| App Store has double the revenue of Play Store despite Play Store serving a much bigger audience (more Android phones) and having the same 15%/30% cut as the App Store. This directly means the Play Store is a lot less used by its users. They buy way less from it relative to App Store. You can attribute this to less trust, or more piracy, more likely both. In part because of this, Play Store is less funded, and less regulated and has way more malware than the App Store. Also, despite 13% of known app installs come outside the Play Store, 33% of known malware comes outside the Play Store, clearly confirming that non-Play Store installs are way more likely to be malware than Play Store apps. So in short, Play Stores gets way less sales, gets way more malware, and there's EVEN MORE malware outside the Play Store. The situation is not fine at all. All of the effects I mentioned are exhibited by Android's ecosystem. Of course, we probably have different tolerance for what "fine" is. Maybe you don't care that developers do several times less sales per user on Android than on iOS. Maybe you don't care about the malware, and think you can teach everyone you care about to just "be careful" or something. But if Android is fine, then Android is all yours. It's the majority of phones.

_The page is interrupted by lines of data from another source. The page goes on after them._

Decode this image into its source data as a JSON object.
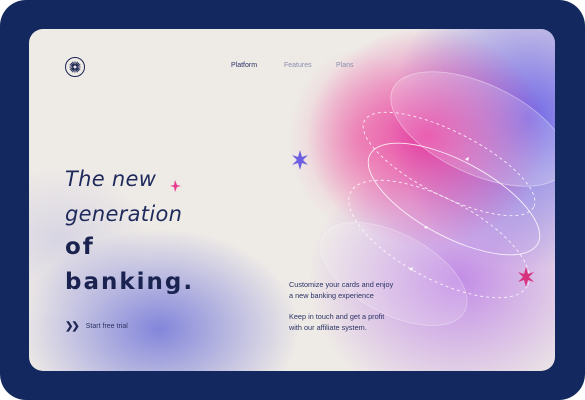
{
  "nav": {
    "items": [
      {
        "label": "Platform"
      },
      {
        "label": "Features"
      },
      {
        "label": "Plans"
      }
    ]
  },
  "hero": {
    "lines": [
      "The new",
      "generation",
      "of",
      "banking."
    ],
    "cta_label": "Start free trial"
  },
  "info": {
    "paragraph1": [
      "Customize your cards and enjoy",
      "a new banking experience"
    ],
    "paragraph2": [
      "Keep in touch and get a profit",
      "with our affiliate system."
    ]
  },
  "colors": {
    "frame": "#13285e",
    "card": "#eeeae6",
    "text": "#1f2a5c",
    "accent_pink": "#e83a8f",
    "accent_purple": "#6b5ee0"
  },
  "icons": [
    "starburst-logo-icon",
    "double-chevron-icon",
    "sparkle-icon"
  ]
}
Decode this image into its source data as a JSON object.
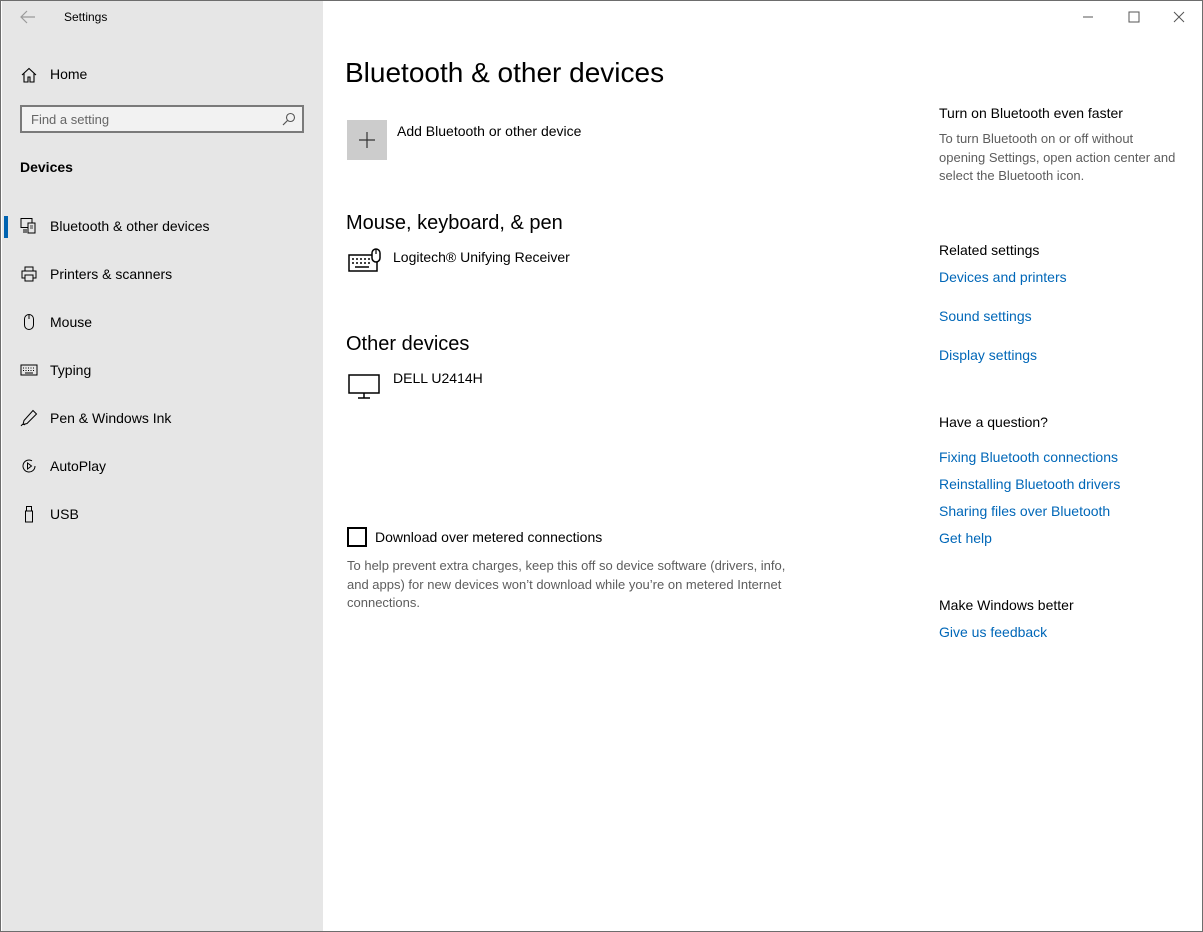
{
  "window": {
    "title": "Settings"
  },
  "sidebar": {
    "home_label": "Home",
    "search_placeholder": "Find a setting",
    "section": "Devices",
    "items": [
      {
        "label": "Bluetooth & other devices",
        "icon": "bluetooth-devices-icon",
        "selected": true
      },
      {
        "label": "Printers & scanners",
        "icon": "printer-icon"
      },
      {
        "label": "Mouse",
        "icon": "mouse-icon"
      },
      {
        "label": "Typing",
        "icon": "keyboard-icon"
      },
      {
        "label": "Pen & Windows Ink",
        "icon": "pen-icon"
      },
      {
        "label": "AutoPlay",
        "icon": "autoplay-icon"
      },
      {
        "label": "USB",
        "icon": "usb-icon"
      }
    ]
  },
  "main": {
    "title": "Bluetooth & other devices",
    "add_device_label": "Add Bluetooth or other device",
    "groups": [
      {
        "title": "Mouse, keyboard, & pen",
        "devices": [
          {
            "name": "Logitech® Unifying Receiver",
            "icon": "keyboard-mouse-icon"
          }
        ]
      },
      {
        "title": "Other devices",
        "devices": [
          {
            "name": "DELL U2414H",
            "icon": "monitor-icon"
          }
        ]
      }
    ],
    "metered": {
      "label": "Download over metered connections",
      "checked": false,
      "help": "To help prevent extra charges, keep this off so device software (drivers, info, and apps) for new devices won’t download while you’re on metered Internet connections."
    }
  },
  "right": {
    "tip_title": "Turn on Bluetooth even faster",
    "tip_text": "To turn Bluetooth on or off without opening Settings, open action center and select the Bluetooth icon.",
    "related_title": "Related settings",
    "related_links": [
      "Devices and printers",
      "Sound settings",
      "Display settings"
    ],
    "question_title": "Have a question?",
    "question_links": [
      "Fixing Bluetooth connections",
      "Reinstalling Bluetooth drivers",
      "Sharing files over Bluetooth",
      "Get help"
    ],
    "better_title": "Make Windows better",
    "feedback_link": "Give us feedback"
  },
  "colors": {
    "accent": "#0063b1",
    "link": "#0067b8",
    "sidebar_bg": "#e6e6e6"
  }
}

So use that. Why do we HAVE to destroy everything that's different and make it like the rest? Why should iOS be Android? Let Apple do Apple. They're clearly doing something right if their parameters are way better than the Play Store. |
I don't attribute it to either: it's pure demographics. Apple users are wealthier.
Nobody is asking for the destruction of anything, that's pure hyperbole. Opening up a marketplace in which you are both a participant and controller is not "destruction". It's what's fair for everyone.